The UAE has quashed talks of a possible unscheduled meeting of Opec members after Nigerian oil minister said a “couple” of members have requested a gathering.

Oil prices are hovering around $30 a-barrel to a near 12-year and have shed almost three-quarters of their value since mid-2014 due to oversupply.

Present market conditions support an emergency meeting to review whether Opec should change strategy, Nigerian Minister of State for Petroleum Resources Emmanuel Ibe Kachikwu told reporters on the sidelines of an energy conference in Abu Dhabi on 12 January. He didn’t specify which Opec members wanted a meeting and said any such gathering would be in February or March. The oil cartel is scheduled to next meet on 2 June.

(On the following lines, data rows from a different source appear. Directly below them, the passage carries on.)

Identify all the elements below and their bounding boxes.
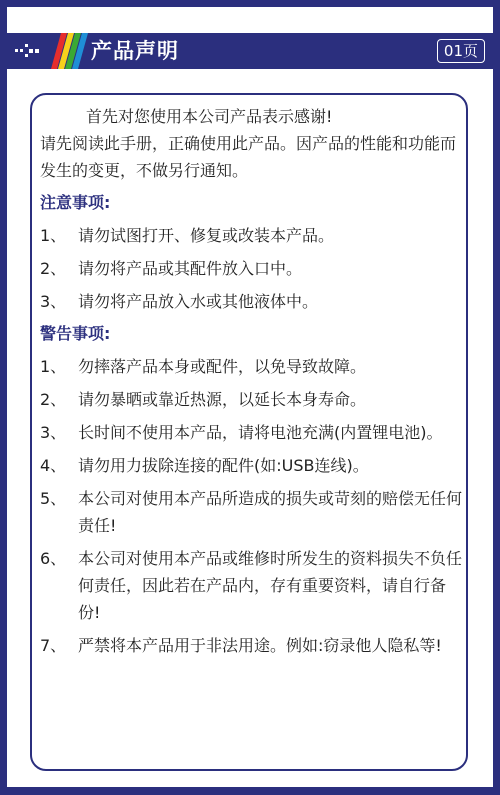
- pixel-dots-icon: [15, 43, 41, 59]
- list-item: [40, 386, 464, 413]
- page-number-badge: 01页: [437, 39, 485, 63]
- item-number: 3、: [40, 292, 67, 311]
- item-number: 7、: [40, 636, 67, 655]
- header-bar: [7, 33, 493, 69]
- list-item: [40, 632, 464, 659]
- item-text: 严禁将本产品用于非法用途。例如:窃录他人隐私等!: [78, 636, 442, 655]
- item-text: 请勿试图打开、修复或改装本产品。: [78, 226, 335, 245]
- item-text: 请勿将产品放入水或其他液体中。: [78, 292, 319, 311]
- list-item: [40, 353, 464, 380]
- item-number: 2、: [40, 259, 67, 278]
- item-text: 本公司对使用本产品所造成的损失或苛刻的赔偿无任何责任!: [78, 489, 463, 535]
- notice-title: 注意事项:: [40, 193, 111, 212]
- list-item: [40, 485, 464, 539]
- item-number: 6、: [40, 549, 67, 568]
- item-number: 2、: [40, 390, 67, 409]
- list-item: [40, 545, 464, 626]
- item-number: 1、: [40, 226, 67, 245]
- declaration-page: [7, 7, 493, 787]
- list-item: [40, 419, 464, 446]
- item-text: 长时间不使用本产品，请将电池充满(内置锂电池)。: [78, 423, 443, 442]
- item-number: 1、: [40, 357, 67, 376]
- item-number: 5、: [40, 489, 67, 508]
- intro-text: 请先阅读此手册，正确使用此产品。因产品的性能和功能而发生的变更，不做另行通知。: [40, 134, 457, 180]
- item-number: 4、: [40, 456, 67, 475]
- list-item: [40, 452, 464, 479]
- list-item: [40, 288, 464, 315]
- item-text: 请勿暴晒或靠近热源，以延长本身寿命。: [78, 390, 367, 409]
- intro-thanks: 首先对您使用本公司产品表示感谢!: [86, 107, 333, 126]
- declaration-content: [40, 103, 464, 659]
- item-text: 请勿用力拔除连接的配件(如:USB连线)。: [78, 456, 369, 475]
- page-title: 产品声明: [91, 39, 179, 63]
- list-item: [40, 222, 464, 249]
- item-text: 勿摔落产品本身或配件，以免导致故障。: [78, 357, 367, 376]
- item-number: 3、: [40, 423, 67, 442]
- item-text: 请勿将产品或其配件放入口中。: [78, 259, 303, 278]
- list-item: [40, 255, 464, 282]
- warning-title: 警告事项:: [40, 324, 111, 343]
- item-text: 本公司对使用本产品或维修时所发生的资料损失不负任何责任，因此若在产品内，存有重要资料，请自行备份!: [78, 549, 463, 622]
- content-frame: [30, 93, 468, 771]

The UAE’s Energy Minister Suhail bin Mohammed al-Mazroui, however, later told the same conference the current Opec strategy was working, adding that time was needed to allow this to happen – perhaps between one and one-and-a-half-year.

“I’m not convinced OPEC alone can change or can solely unilaterally change this strategy just because we have seen a low in the market,” new Agency Reuters quoted Al-Mazroui as saying. 

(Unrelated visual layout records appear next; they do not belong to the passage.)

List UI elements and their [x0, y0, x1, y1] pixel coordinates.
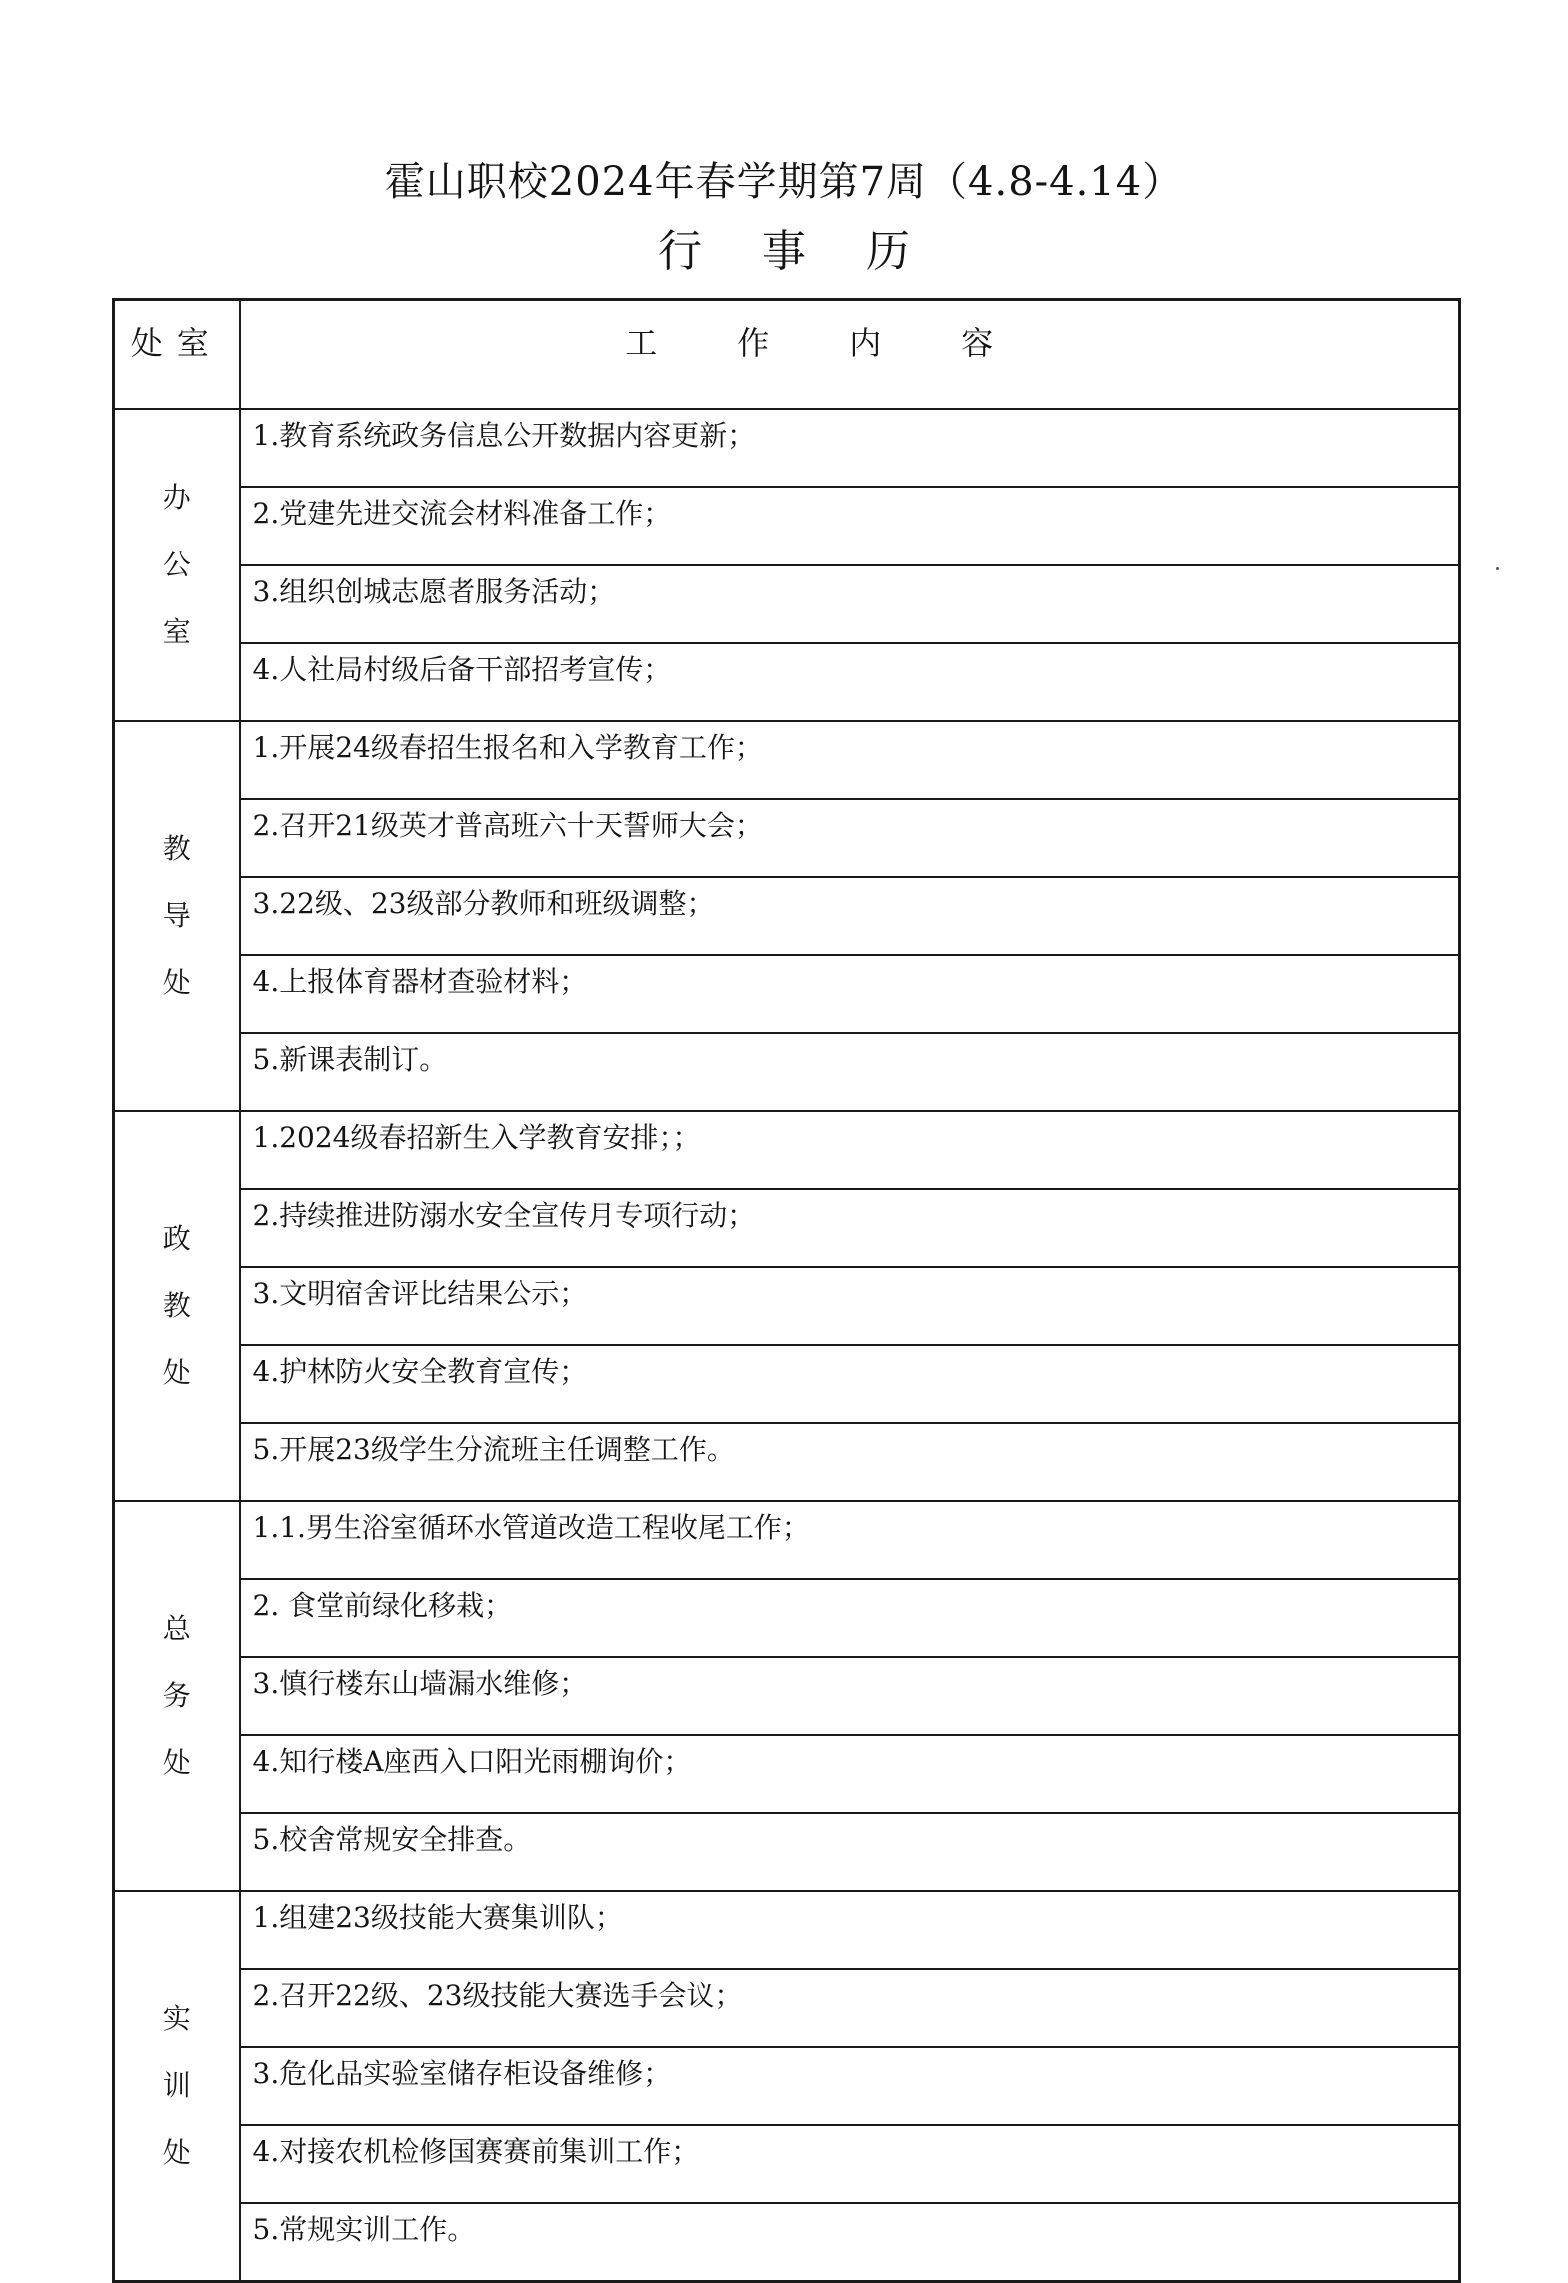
dept-name: 教导处: [162, 832, 191, 999]
work-item: 2.党建先进交流会材料准备工作；: [240, 487, 1460, 565]
work-item: 5.常规实训工作。: [240, 2203, 1460, 2282]
table-row: [114, 1735, 1460, 1813]
work-item: 4.上报体育器材查验材料；: [240, 955, 1460, 1033]
work-item: 4.对接农机检修国赛赛前集训工作；: [240, 2125, 1460, 2203]
table-row: [114, 1657, 1460, 1735]
work-item: 5.校舍常规安全排查。: [240, 1813, 1460, 1891]
dept-cell: [114, 1891, 240, 2282]
table-row: [114, 1423, 1460, 1501]
dept-name: 办公室: [162, 481, 191, 648]
table-row: [114, 1813, 1460, 1891]
table-row: [114, 2203, 1460, 2282]
table-row: [114, 1033, 1460, 1111]
work-item: 3.22级、23级部分教师和班级调整；: [240, 877, 1460, 955]
table-row: [114, 1501, 1460, 1579]
work-item: 1.组建23级技能大赛集训队；: [240, 1891, 1460, 1969]
table-row: [114, 2047, 1460, 2125]
work-item: 1.开展24级春招生报名和入学教育工作；: [240, 721, 1460, 799]
work-item: 2.召开21级英才普高班六十天誓师大会；: [240, 799, 1460, 877]
table-row: [114, 1345, 1460, 1423]
work-item: 2.召开22级、23级技能大赛选手会议；: [240, 1969, 1460, 2047]
table-row: [114, 877, 1460, 955]
header-dept: 处室: [114, 300, 240, 409]
table-header-row: [114, 300, 1460, 409]
work-item: 3.组织创城志愿者服务活动；: [240, 565, 1460, 643]
table-row: [114, 1267, 1460, 1345]
work-item: 3.危化品实验室储存柜设备维修；: [240, 2047, 1460, 2125]
page-subtitle: 行事历: [658, 226, 970, 277]
work-item: 4.人社局村级后备干部招考宣传；: [240, 643, 1460, 721]
work-item: 4.知行楼A座西入口阳光雨棚询价；: [240, 1735, 1460, 1813]
work-item: 1.2024级春招新生入学教育安排；；: [240, 1111, 1460, 1189]
dept-name: 实训处: [162, 2002, 191, 2169]
dept-cell: [114, 1111, 240, 1501]
table-row: [114, 955, 1460, 1033]
work-item: 3.文明宿舍评比结果公示；: [240, 1267, 1460, 1345]
dept-name: 总务处: [162, 1612, 191, 1779]
table-row: [114, 799, 1460, 877]
dept-name: 政教处: [162, 1222, 191, 1389]
work-item: 5.新课表制订。: [240, 1033, 1460, 1111]
table-row: [114, 487, 1460, 565]
dept-cell: [114, 1501, 240, 1891]
work-item: 1.1.男生浴室循环水管道改造工程收尾工作；: [240, 1501, 1460, 1579]
table-row: [114, 721, 1460, 799]
work-item: 4.护林防火安全教育宣传；: [240, 1345, 1460, 1423]
table-row: [114, 1891, 1460, 1969]
table-row: [114, 565, 1460, 643]
work-item: 2. 食堂前绿化移栽；: [240, 1579, 1460, 1657]
dept-cell: [114, 409, 240, 721]
work-item: 3.慎行楼东山墙漏水维修；: [240, 1657, 1460, 1735]
table-row: [114, 1189, 1460, 1267]
work-item: 5.开展23级学生分流班主任调整工作。: [240, 1423, 1460, 1501]
scan-speck: [1496, 567, 1499, 570]
table-row: [114, 1969, 1460, 2047]
table-row: [114, 409, 1460, 487]
schedule-table: [112, 298, 1461, 2283]
table-body: [114, 409, 1460, 2282]
work-item: 1.教育系统政务信息公开数据内容更新；: [240, 409, 1460, 487]
dept-cell: [114, 721, 240, 1111]
page-title: 霍山职校2024年春学期第7周（4.8-4.14）: [384, 159, 1184, 205]
table-row: [114, 643, 1460, 721]
work-item: 2.持续推进防溺水安全宣传月专项行动；: [240, 1189, 1460, 1267]
table-row: [114, 1579, 1460, 1657]
header-work: 工作内容: [240, 300, 1460, 409]
table-row: [114, 2125, 1460, 2203]
table-row: [114, 1111, 1460, 1189]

While the first half of 2016 would be tough for the oil market, there would be a gradual recovery later in the year, aided by an expected drop in non-OPEC production, he added.

Opec is waging a price war, led by Saudi Arabia, against the US shale producers to protect its share of the global oil trade. It has continued the strategy of maintaining production levels, instead of reducing supply to allow prices to recover. The supply glut is likely to worsen in 2016 by the return of Iranian supply to the market, once Western sanctions are lifted.

“I think all the members including Iran have the right to increase their production. I don’t think we are going to restrict anyone,” Mazroui said.

Analysts have downgrade their forecasts in for oil prices in recent days, with Standard Chartered saying prices could drop to $10 a barrel.